When changes are saved, you can see in Dashboard a new OpenVPN daemon on the network 2 running as a client, connected to the other eBox in the LAN 1.

When the connection is complete, the server machine will have access to all routes of the client machines through the VPN. However, the client machines will have access only to the routes that the server has advertised explicitly.

Practical example C

This example’s goal is to set up a tunnel between two networks that use eBox servers as gateways to an external network, so that members of both networks can connect with each other.

1. Action:

   Access the web interface of the eBox which is going to act as server in the tunnel. Make sure the VPN module is enabled and activate it if necessary. Once you are in the VPN -> Servers section, create a new server with the following settings:

   • Enable Allow eBox-to-eBox tunnels. This is the option indicating that it will be a tunnel server.
   • Enter a eBox-to-eBox tunnel password.
   • Finally, from the Interface to listen on select choose the external interface that the eBox client will connect to.

   Effect:

   Once all the above steps are done you have the server running. You can verify its status in the Dashboard.

2. Action:

   To ease the process of configuring the client, you can obtain a configuration bundle. To download it from the server, log back into the eBox web interface and go to VPN -> Servers, click on Download bundle client configuration in our server’s row. Before the download starts you have to enter some parameters in the form:

   • Client type: choose eBox to eBox tunnel.
   • Client certificate: choose a certificate different to the server one that is not in use in any other client either. If you do not have enough certificates, follow the steps of above examples to create a certificate that you can use for the client.
   • Server address: you have to enter the address which the client will use to connect to the server. In this case, the address of the external interface connected to the network visible by both server and client will be the appropriate one.

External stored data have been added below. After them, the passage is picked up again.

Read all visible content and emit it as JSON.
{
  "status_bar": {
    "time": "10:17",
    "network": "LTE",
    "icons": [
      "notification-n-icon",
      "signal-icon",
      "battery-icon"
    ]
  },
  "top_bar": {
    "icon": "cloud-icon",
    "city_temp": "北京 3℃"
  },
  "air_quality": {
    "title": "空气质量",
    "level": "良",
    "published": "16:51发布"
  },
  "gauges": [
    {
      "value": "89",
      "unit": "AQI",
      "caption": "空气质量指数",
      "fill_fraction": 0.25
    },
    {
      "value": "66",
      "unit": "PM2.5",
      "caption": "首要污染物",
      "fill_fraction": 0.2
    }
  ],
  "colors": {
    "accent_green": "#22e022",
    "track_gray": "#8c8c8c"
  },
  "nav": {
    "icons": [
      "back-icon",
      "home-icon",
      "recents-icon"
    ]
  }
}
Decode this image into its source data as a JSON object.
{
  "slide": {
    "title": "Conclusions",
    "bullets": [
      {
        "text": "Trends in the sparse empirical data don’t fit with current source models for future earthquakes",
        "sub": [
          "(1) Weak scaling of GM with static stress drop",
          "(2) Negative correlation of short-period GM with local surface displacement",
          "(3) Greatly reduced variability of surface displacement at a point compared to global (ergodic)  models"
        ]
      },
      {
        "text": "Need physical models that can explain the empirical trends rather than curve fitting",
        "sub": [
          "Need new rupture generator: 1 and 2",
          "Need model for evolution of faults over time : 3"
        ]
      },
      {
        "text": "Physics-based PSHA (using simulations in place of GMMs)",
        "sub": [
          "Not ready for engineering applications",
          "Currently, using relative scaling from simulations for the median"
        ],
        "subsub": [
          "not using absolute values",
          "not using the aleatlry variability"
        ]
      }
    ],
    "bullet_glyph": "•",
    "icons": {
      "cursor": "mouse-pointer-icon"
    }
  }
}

   After entering all the data press the Download button.

   Effect:

   You download a tar.gz archive containing the configuration data required for the client.

3. Action:

   Access the eBox server web interface that will take the role of client. Check that the VPN module is active, go to the VPN ‣ Clients section. This section is an empty list of clients. To create one, click Add client and enter a name for it. As it is unset, it cannot be enabled, so you have to return to the list of clients and configure it. Since you have a client configuration bundle you do not need to complete the data in the section by hand. Using the Upload configuration’s bundle option, you can select the file obtained in the previous step and click on Change. Once the configuration is loaded, you can return to the list of clients and enable it. For this, click the Edit icon in the Action column. A form where you can tick the Enable option will appear. Now you have a fully configured client and the only thing left is saving changes.

   Effect:

   Once the changes are saved, the client will be active. You can check this in the Dashboard. If both client and server configurations are correct, the client will start the connection and the tunnel will be ready in a few seconds.

4. Action:

   Now you have to check if the hosts in the server’s internal networks and in the client ones can see each other. Besides the existence of the tunnel, there are the following requirements:

   • The hosts must know the return route to the other private network If, as in this case, eBox is being used as gateway, there is no need to setup additional routes.
   • The firewall must allow connections between the routes for the services you want to use.

   Once these requirements are met, you can test the connection. From one of the hosts on the private network of the VPN server do the following:

   • Ping a host on the network of the VPN client.
   • Attempt to initiate an SSH session on a host of the VPN client network.

   Once you have checked this, repeat it from a host on the network of the VPN client, choosing as target a host located in the network of the VPN server.